Dennoch hat die in Section 7 UK Bribery Act 2010 niedergelegte Unternehmensstrafbarkeit für große Diskussionen gesorgt. Nicht nur in Deutschland, wo es (derzeit noch) kein Unternehmensstrafrecht gibt, sondern auch in England. An generellenRessentiments gegen die strafrechtliche Verantwortlichkeit von Unternehmen kann es jedenfalls in England nicht liegen. Woran aber dann? M. E.: an der weiten, man könnte sogar sagen ausufernden Haftung.
Zwei Punkte sind hier zu nennen:
(1) Ein Unternehmen haftet strafrechtlich – verschuldensunabhängig und in der Höhe unbegrenzt – für Schmiergeldzahlungen von natürlichen oder juristischen Personen, wenn diese Person mit dem Unternehmen verbunden ist. Der Bribery Act 2010 spricht von einer sog. „associated person“. Das kann jede Person sein, welche die tatsächliche Möglichkeit hat, für das Unternehmen zu bestechen. Auch Lieferanten können eine solche „associated person“ sein, das Gleiche gilt für Joint Venture-Partner. Die Haftung greift also gerade auch dann, wenn kein „directing mind and will“ in die Bestechung verwickelt ist.
(2) Die Unternehmensstrafbarkeit reicht auch räumlich sehr weit; eine geringfügige geschäftliche Verbindung ins Vereinigte Königreich genügt, etwa der Vertrieb von Waren dorthin über das Internet. Schon das löst die Unternehmensstrafbarkeit aus, dann sind die englischen Strafverfolger zuständig. Dies gilt unabhängig davon, ob die Bestechungshandlung im UK oder irgendeinem anderen Ort auf der Welt erfolgte.
Die Folge ist: weite Haftung, geringe Kontrolle. Denn welches Unternehmen kann schon sicher sein, dass nicht irgendjemand irgendwo auf der Welt in seinem Namen besticht? Keines!

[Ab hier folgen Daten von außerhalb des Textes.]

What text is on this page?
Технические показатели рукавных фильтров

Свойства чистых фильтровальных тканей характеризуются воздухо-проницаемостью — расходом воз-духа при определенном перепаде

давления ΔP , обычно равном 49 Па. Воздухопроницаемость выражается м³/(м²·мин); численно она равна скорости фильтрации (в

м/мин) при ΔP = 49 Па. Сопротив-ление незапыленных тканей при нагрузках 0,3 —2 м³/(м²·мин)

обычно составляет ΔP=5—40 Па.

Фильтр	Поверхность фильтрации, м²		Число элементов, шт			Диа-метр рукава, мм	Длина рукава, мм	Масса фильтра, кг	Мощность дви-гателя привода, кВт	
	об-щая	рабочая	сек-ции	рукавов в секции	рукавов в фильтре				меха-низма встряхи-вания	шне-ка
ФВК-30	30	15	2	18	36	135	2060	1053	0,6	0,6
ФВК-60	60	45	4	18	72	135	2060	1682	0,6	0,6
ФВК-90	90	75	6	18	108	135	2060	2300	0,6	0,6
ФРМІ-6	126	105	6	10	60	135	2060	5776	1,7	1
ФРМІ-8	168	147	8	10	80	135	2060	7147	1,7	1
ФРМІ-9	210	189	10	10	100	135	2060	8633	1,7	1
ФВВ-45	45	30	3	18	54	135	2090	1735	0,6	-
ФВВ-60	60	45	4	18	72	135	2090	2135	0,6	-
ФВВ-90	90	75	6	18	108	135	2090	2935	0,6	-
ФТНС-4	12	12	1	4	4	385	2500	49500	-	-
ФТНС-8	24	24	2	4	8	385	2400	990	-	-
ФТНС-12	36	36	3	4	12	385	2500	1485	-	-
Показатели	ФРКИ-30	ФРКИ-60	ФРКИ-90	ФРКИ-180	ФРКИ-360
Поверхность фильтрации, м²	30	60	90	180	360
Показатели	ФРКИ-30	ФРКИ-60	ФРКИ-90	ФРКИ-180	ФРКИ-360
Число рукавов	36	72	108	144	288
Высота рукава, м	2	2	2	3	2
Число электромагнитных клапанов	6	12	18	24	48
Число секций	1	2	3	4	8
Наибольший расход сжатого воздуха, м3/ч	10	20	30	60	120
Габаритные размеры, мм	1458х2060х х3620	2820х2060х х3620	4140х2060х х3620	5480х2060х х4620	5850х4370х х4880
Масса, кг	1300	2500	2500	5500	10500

Rechtspolitisch ist diese weite Haftung sicherlich gewollt: Laut einem Bericht der Kommission der Europäischen Union aus dem Jahr 2014 kostet Korruption die EU-Wirtschaft jedes Jahr rund 120 Milliarden Euro. Das ist fast so viel wie der gesamte EU-Haushalt! Was aber bedeutet der UK Bribery 2010 für Unternehmen? Sie sollten ihre Compliance-Strukturen den veränderten Gegebenheiten anpassen. Die Guidance zum Bribery Act 2010 (herausgegeben vom Ministry of Justice) liefert wertvolle Hinweise.
Und was bedeutet das Vorgehen des Serious Fraud Office gegen Rolls Royce für Unternehmen? Es wird ernst. Der Joint Head of Bribery and Corruption des Serious Fraud Office, Mister Ben Morgan, ließ auf einer Veranstaltung in Panama Ende 2013 keinen Zweifel: Größe und Reputation eines Unternehmens schützen nicht vor strafrechtlicher Verfolgung. Selbst wenn Rolls Royce mit einem blauen Auge davonkäme – der Reputationsschaden ist bereits jetzt enorm. Treffen kann es jeden. Unternehmen sollten vorbereitet sein.